Accanto alle particolarità giapponesi si vedono anche i fenomeni tipici della turistificazione globale, i prezzi delle camere di albergo raddoppiano o triplicano e nei quartieri residenziali i proprietari cominciano ad affittare gli appartamenti per tre o quattro notti piuttosto che a famiglie che volessero venirci ad abitare. Alcuni prodotti che ottengono visibilità vengono destinati al mercato estero, come è successo recentemente con il whisky giapponese che ormai costa il triplo rispetto a qualche anno fa. Come in moltissimi altri posti investiti dallo stesso fenomeno, per trovare le soluzioni sarebbe necessario ragionare sulla complessità della situazione, e non è un compito semplice. L’agenzia per il turismo giapponese sta cercando di pubblicizzare alcuni luoghi che i flussi turistici normalmente non toccano: zone di campagna, villaggi sulle montagne che si stanno spopolando e che potrebbero ricevere un impulso economico dai visitatori. Non è assolutamente facile, però, perché molte di queste zone sono difficili da raggiungere, i trasporti sono infrequenti e realisticamente pochi turisti investirebbero due giornate all’interno di un viaggio per visitare un luogo che non conosce nessuno. Oltre a questo, è difficile pensare che chi visita il Giappone eviti completamente centri urbani come Tokyo, Kyoto o Osaka, comodi, ben collegati e interessanti anche perché recensiti costantemente dai post, Reel su Instagram, TikTok e Youtube. Il modo di viaggiare è cambiato e l’impressione è che una buona percentuale di chi viaggia lo faccia per vedere e fotografare esattamente le stesse cose che ha visto sui social, lasciandosi guidare dagli influencer o dai “travel creator” e favorendo così l’affollamento degli stessi posti, ristoranti, bar.

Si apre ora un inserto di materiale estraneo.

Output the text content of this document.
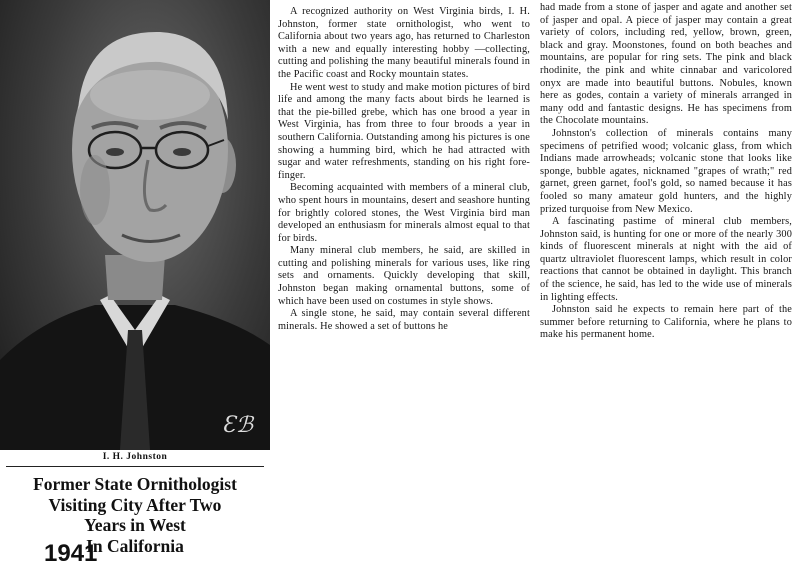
Ɛℬ
I. H. Johnston
Former State Ornithologist
Visiting City After Two
Years in West
In California
1941

A recognized authority on West Virginia birds, I. H. Johnston, former state ornithologist, who went to California about two years ago, has returned to Charleston with a new and equally interesting hobby —collecting, cutting and polishing the many beautiful minerals found in the Pacific coast and Rocky mountain states.

He went west to study and make motion pictures of bird life and among the many facts about birds he learned is that the pie-billed grebe, which has one brood a year in West Virginia, has from three to four broods a year in southern California. Outstanding among his pictures is one showing a humming bird, which he had attracted with sugar and water refreshments, standing on his right fore-finger.

Becoming acquainted with members of a mineral club, who spent hours in mountains, desert and seashore hunting for brightly colored stones, the West Virginia bird man developed an enthusiasm for minerals almost equal to that for birds.

Many mineral club members, he said, are skilled in cutting and polishing minerals for various uses, like ring sets and ornaments. Quickly developing that skill, Johnston began making ornamental buttons, some of which have been used on costumes in style shows.

A single stone, he said, may contain several different minerals. He showed a set of buttons he

had made from a stone of jasper and agate and another set of jasper and opal. A piece of jasper may contain a great variety of colors, including red, yellow, brown, green, black and gray. Moonstones, found on both beaches and mountains, are popular for ring sets. The pink and black rhodinite, the pink and white cinnabar and varicolored onyx are made into beautiful buttons. Nobules, known here as godes, contain a variety of minerals arranged in many odd and fantastic designs. He has specimens from the Chocolate mountains.

Johnston's collection of minerals contains many specimens of petrified wood; volcanic glass, from which Indians made arrowheads; volcanic stone that looks like sponge, bubble agates, nicknamed "grapes of wrath;" red garnet, green garnet, fool's gold, so named because it has fooled so many amateur gold hunters, and the highly prized turquoise from New Mexico.

A fascinating pastime of mineral club members, Johnston said, is hunting for one or more of the nearly 300 kinds of fluorescent minerals at night with the aid of quartz ultraviolet fluorescent lamps, which result in color reactions that cannot be obtained in daylight. This branch of the science, he said, has led to the wide use of minerals in lighting effects.

Johnston said he expects to remain here part of the summer before returning to California, where he plans to make his permanent home.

La città di Kyoto, da anni ha un rapporto di amore/odio con il turismo: ne ha bisogno per sostenere le traballanti finanze cittadine ma la folla crea disagi sugli autobus, nelle stradine e soprattutto nel quartiere delle geisha, Gion, dove la maleducazione di alcuni fotografi aggressivi ha portato alla chiusura della zona. Sempre a Kyoto, il comune ha gradualmente alzato la tassa di soggiorno ma non è chiaro se questo diminuisca la pressione sulle infrastrutture della città.

Per chi abita in un posto che rischia rapidamente di percorrere la strada che ha trasformato Venezia e altre città europee pare non ci sia molto da fare se non sperare che i posti che si frequentano non diventino virali sui social e che ristoranti, bar e località termali preferite non finiscano nelle liste “I cinque posti che non potete perdervi se andate in Giappone!”.